A single result is not usually enough to diagnose antiphospholipid syndrome. If your clinician suspects this condition, they may repeat testing after a period of time and pair it with antibody tests for cardiolipin and beta-2 glycoprotein I. If you are taking blood thinners, your care team may adjust timing or use specialized pathways to avoid medication effects. Discuss your medications and medical history so the team can plan any follow-up safely.

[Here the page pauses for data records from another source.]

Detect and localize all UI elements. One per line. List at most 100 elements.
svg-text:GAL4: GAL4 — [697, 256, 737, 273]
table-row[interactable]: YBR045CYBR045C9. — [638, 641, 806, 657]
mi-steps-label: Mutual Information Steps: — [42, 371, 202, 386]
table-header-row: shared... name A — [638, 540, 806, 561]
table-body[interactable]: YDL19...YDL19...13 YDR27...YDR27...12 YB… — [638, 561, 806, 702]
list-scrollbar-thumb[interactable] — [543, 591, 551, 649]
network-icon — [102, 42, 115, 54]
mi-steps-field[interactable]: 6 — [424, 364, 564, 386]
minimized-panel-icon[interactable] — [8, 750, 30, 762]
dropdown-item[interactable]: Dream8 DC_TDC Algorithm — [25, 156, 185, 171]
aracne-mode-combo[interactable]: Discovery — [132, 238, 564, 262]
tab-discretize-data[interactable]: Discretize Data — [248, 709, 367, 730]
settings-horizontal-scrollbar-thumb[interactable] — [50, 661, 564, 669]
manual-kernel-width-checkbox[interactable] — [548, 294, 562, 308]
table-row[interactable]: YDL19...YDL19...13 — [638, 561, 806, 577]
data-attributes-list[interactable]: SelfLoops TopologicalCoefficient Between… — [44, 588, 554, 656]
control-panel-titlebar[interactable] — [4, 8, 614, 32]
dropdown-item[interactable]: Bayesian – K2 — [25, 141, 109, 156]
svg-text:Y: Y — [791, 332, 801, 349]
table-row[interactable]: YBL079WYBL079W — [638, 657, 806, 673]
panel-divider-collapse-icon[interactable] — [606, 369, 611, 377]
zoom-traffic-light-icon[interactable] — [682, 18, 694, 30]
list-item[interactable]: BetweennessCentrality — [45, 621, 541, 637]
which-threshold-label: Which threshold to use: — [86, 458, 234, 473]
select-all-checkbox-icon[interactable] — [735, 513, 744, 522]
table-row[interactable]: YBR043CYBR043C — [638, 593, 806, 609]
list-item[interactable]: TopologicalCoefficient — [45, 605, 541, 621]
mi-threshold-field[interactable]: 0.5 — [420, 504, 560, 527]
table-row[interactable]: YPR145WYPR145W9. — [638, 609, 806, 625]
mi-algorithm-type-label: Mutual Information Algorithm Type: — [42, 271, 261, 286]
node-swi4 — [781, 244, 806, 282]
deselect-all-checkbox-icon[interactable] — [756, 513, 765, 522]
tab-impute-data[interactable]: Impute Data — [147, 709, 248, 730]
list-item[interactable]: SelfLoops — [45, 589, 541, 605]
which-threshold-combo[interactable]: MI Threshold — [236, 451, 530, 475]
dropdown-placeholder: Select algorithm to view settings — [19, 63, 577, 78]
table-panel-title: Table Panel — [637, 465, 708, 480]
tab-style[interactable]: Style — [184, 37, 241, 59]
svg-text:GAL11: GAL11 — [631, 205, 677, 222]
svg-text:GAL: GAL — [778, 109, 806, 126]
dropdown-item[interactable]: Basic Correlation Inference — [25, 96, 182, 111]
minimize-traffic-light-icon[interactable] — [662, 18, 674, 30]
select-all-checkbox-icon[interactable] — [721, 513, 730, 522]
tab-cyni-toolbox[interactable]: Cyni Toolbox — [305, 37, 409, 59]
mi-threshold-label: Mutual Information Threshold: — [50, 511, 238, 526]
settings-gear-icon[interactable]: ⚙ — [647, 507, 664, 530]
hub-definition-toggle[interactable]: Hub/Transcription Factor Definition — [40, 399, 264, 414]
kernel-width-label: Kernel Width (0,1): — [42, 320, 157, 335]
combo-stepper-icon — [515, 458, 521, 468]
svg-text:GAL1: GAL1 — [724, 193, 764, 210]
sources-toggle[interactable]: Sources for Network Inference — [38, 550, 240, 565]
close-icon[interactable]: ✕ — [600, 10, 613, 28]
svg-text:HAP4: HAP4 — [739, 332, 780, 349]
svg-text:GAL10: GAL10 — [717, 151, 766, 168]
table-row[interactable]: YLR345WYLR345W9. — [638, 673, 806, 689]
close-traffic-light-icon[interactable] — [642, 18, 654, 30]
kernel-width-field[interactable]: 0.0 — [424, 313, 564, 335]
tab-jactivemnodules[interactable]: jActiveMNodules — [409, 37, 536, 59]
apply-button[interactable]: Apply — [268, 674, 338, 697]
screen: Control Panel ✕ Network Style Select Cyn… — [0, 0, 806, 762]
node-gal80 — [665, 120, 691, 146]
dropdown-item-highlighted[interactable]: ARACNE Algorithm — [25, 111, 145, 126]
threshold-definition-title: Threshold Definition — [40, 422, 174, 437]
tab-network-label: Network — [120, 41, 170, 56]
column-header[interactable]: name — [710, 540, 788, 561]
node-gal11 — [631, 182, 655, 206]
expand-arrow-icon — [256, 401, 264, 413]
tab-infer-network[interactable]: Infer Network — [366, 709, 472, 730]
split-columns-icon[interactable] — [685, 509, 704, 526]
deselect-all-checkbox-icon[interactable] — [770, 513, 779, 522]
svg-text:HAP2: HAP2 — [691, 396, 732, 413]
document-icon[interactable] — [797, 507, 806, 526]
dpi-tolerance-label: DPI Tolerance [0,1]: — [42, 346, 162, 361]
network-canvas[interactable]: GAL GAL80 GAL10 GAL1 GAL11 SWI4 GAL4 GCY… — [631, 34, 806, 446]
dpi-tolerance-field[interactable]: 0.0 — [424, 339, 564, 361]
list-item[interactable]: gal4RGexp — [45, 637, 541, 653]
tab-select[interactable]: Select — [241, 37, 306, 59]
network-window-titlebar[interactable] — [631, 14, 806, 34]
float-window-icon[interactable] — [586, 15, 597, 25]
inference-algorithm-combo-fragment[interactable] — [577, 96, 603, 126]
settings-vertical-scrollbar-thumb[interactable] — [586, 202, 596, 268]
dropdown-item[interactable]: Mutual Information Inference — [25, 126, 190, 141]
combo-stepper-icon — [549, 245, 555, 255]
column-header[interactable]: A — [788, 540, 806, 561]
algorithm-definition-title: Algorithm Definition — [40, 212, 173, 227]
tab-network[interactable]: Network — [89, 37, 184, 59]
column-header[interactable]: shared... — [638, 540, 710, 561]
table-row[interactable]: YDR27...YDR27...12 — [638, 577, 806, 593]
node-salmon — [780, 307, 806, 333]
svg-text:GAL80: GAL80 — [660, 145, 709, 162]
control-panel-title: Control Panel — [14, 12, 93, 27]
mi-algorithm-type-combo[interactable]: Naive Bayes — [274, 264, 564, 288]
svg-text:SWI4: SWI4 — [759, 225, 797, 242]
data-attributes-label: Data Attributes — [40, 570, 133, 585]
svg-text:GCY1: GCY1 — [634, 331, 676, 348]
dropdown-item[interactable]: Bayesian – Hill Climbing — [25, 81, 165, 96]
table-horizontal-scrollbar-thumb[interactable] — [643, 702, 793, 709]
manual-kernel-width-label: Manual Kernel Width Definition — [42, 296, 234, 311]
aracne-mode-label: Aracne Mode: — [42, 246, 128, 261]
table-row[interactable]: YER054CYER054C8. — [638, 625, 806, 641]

Reference intervals vary by laboratory, analyzer, methodology, population, and units. The ranges shown here are for education only. Always interpret your results against the reference interval printed on your own lab report.
Direct oral anticoagulants, unfractionated heparin, low molecular weight heparin, and warfarin can alter clot-based assays and lead to misleading results. Tell your clinician exactly what you take and when you took your last dose so they can plan testing or use neutralization strategies.
Underfilled or overfilled citrate tubes and very high or very low hematocrit can distort clotting times. Proper tube fill and prompt processing are important to avoid false results that suggest an inhibitor or a deficiency.
Acute thrombosis, surgery, infection, or systemic inflammation can temporarily change clotting behavior and interfere with interpretation. Your clinician may wait until you are clinically stable or repeat testing to confirm persistence.
Pregnancy and estrogen-containing therapies can influence coagulation and some antiphospholipid-related tests. If you are pregnant or using hormonal therapy, your clinician will interpret results with this in mind and may coordinate timing.
Low levels of certain clotting factors can prolong screening assays. The confirm step helps separate factor deficiency from phospholipid-dependent inhibition, and additional tests or mixing studies may be needed.
Testing during or immediately after anticoagulant dosing, or too soon after an acute event, can blur results. Scheduling tests at the right time helps reduce the chance of an inconclusive or misleading result.